Chapman felt that creations like Garco could be utilized to do a lot of the highly dangerous but necessary jobs like mixing the ingredients for experimental explosives, handle deadly bacteria, weld, handle radioactive material, salvage items from underwater and perhaps even pilot the first rocket to the moon.
According to the article: “Chapman brings Garco to apparent life by first opening the circuits and sending electricity surging into the complex metal body. He then lays his right arm along a five-jointed electromechanical control arm, which has a handgrip at the end of it. The joints can be moved up and down, in and out. As Chapman twists and turns his own arm—and the control arm along with it—Garco’s right arm moves in exactly the same way.

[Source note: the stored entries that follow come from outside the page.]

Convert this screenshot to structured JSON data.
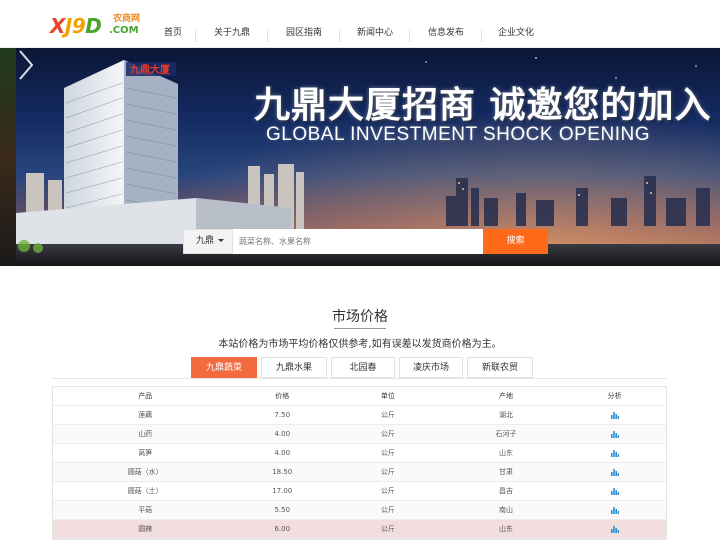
{
  "logo": {
    "letters": [
      "X",
      "J",
      "9",
      "D"
    ],
    "suffix": ".COM",
    "tagline": "农商网"
  },
  "nav": {
    "items": [
      {
        "label": "首页"
      },
      {
        "label": "关于九鼎"
      },
      {
        "label": "园区指南"
      },
      {
        "label": "新闻中心"
      },
      {
        "label": "信息发布"
      },
      {
        "label": "企业文化"
      }
    ]
  },
  "banner": {
    "title_cn": "九鼎大厦招商  诚邀您的加入",
    "title_en": "GLOBAL INVESTMENT SHOCK OPENING",
    "building_sign": "九鼎大厦"
  },
  "search": {
    "scope_label": "九鼎",
    "placeholder": "蔬菜名称、水果名称",
    "button_label": "搜索"
  },
  "market": {
    "title": "市场价格",
    "subtitle": "本站价格为市场平均价格仅供参考,如有误差以发货商价格为主。",
    "tabs": [
      {
        "label": "九鼎蔬菜",
        "active": true
      },
      {
        "label": "九鼎水果",
        "active": false
      },
      {
        "label": "北园春",
        "active": false
      },
      {
        "label": "凌庆市场",
        "active": false
      },
      {
        "label": "新联农贸",
        "active": false
      }
    ],
    "columns": [
      "产品",
      "价格",
      "单位",
      "产地",
      "分析"
    ],
    "rows": [
      {
        "product": "莲藕",
        "price": "7.50",
        "unit": "公斤",
        "origin": "湖北"
      },
      {
        "product": "山药",
        "price": "4.00",
        "unit": "公斤",
        "origin": "石河子"
      },
      {
        "product": "莴笋",
        "price": "4.00",
        "unit": "公斤",
        "origin": "山东"
      },
      {
        "product": "圆菇（水）",
        "price": "18.50",
        "unit": "公斤",
        "origin": "甘肃"
      },
      {
        "product": "圆菇（土）",
        "price": "17.00",
        "unit": "公斤",
        "origin": "昌吉"
      },
      {
        "product": "平菇",
        "price": "5.50",
        "unit": "公斤",
        "origin": "南山"
      },
      {
        "product": "圆辣",
        "price": "6.00",
        "unit": "公斤",
        "origin": "山东"
      }
    ],
    "highlight_row": 6,
    "analysis_icon": "bar-chart-icon"
  },
  "colors": {
    "accent": "#ff6a1a",
    "tab_active": "#f26a3d",
    "analysis_icon": "#2a8fd0"
  }
}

Garco is so sensitive, in fact, that if Chapman’s hand shakes, Garco’s does, too.”
To me, this sounds very similar to the contorl harness Imagineer Wathel Rogers demonstrated for the early Audio-Animatronics for the Carousel of Progress.
“As the joints in the control arm move through six electric channels they notify sensing devices in Garco’s electronic brain that they have disturbed the balance in many Wheatstone-bridge systems. The disturbance of each fires an electronic tube, which in turn fires a relay tube, which actuates one of the five horsepower motors in Garco’s right arm. So much for the right arm, Garco’s left is manipulated by 22 push buttons, mounted on the case of the control arm. The push buttons, in addition to working Garco’s left hand and arm, move the robot’s jaws and lips, increase his height six inches, roll his plastic eyes and enable him to bow at the hips.
“Both of Garco’s arms contain five tiny actuator motors. Three apply torque, representing the ball joints of a man’s shoulder and elbow; the others, taking the place of tendons, apply linear push and pull.”
Many mysteries still surround Garco. Why was he named “Garco”? Did each letter stand for something? Whatever happened to Garco? He seems to disappear from the publicity circuit in the 1960s perhaps replaced by more modern counterparts like Robby the Robot.
To me, it is a joy seeing Walt interact playfully with Garco, something that is even more apparent in the behind-the-scenes publicity photos where Walt even spars with the mechanical man. Will WALL-E be remembered in another half-century or like Garco will he be just another example of a forgotten “Future Past”?